Obama renews call for gun control

President Obama told American mayors on Friday that it’s not enough to show empathy for victims of gun violence but that leaders must also push for a change in public opinion that supports gun control.

If the country feels a sense of urgency to cut the availability of guns like the one used this week to commit mass murder in Charleston, S.C., members of Congress will follow their lead, the president said.

“Every country has violent, hateful or mentally unstable people,” Obama said. “What’s different is not every country is awash with easily accessible guns.”

“At some point as a country we have to reckon with what happens” as a result, Obama said. “It is not good enough simply to show sympathy.”

The remarks came in an address to the annual meeting of the U.S. Conference of Mayors, an assembly of hundreds in a massive hotel ballroom here.
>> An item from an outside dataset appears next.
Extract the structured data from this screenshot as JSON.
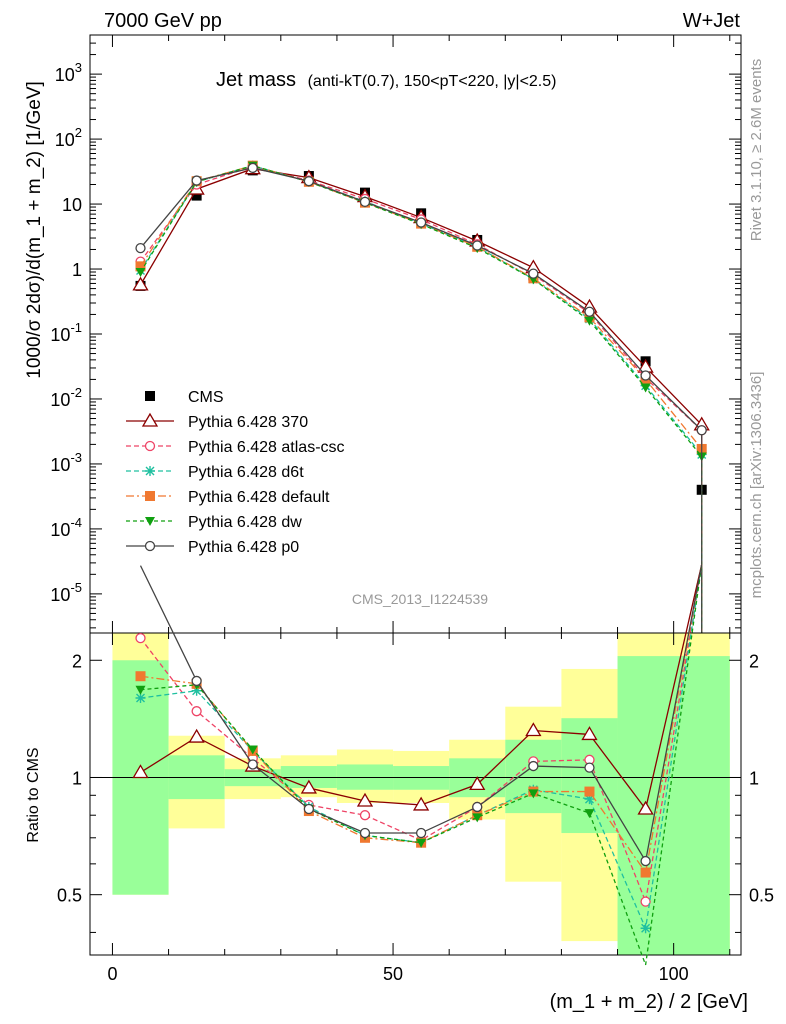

Many in the group applauded vigorously as Obama spoke about guns.

Mayors figured prominently in Obama’s push for gun control early in his second term after the shooting deaths of 20 children and six educators at Sandy Hook Elementary School in Newtown, Conn.

The effort turned out to be one of the biggest failures of his presidency and left White House officials resigned to the realities of gun control politics.

But the Charleston shootings have prompted Obama to discuss gun control anew.

On Friday, he turned to old allies in the fight.

He brought his case to mayors, Obama said, because mayors typically don't have the luxury of "blather." They get things done, he said.

"As much as we grieve this particular tragedy," Obama said of this week's killings, leaders must "step back and recognize these tragedies have become far too commonplace."

Few people understand the terrible toll of gun violence like mayors, who attend the funerals, oversee the police response and deal with the reverberations.

"It tears the fabric of the community," Obama said. "It costs this country dearly."

“Today’s politics makes it less likely … that this Congress would act,” he acknowledged. But he added: "I am not resigned. I have faith we will eventually do the right thing."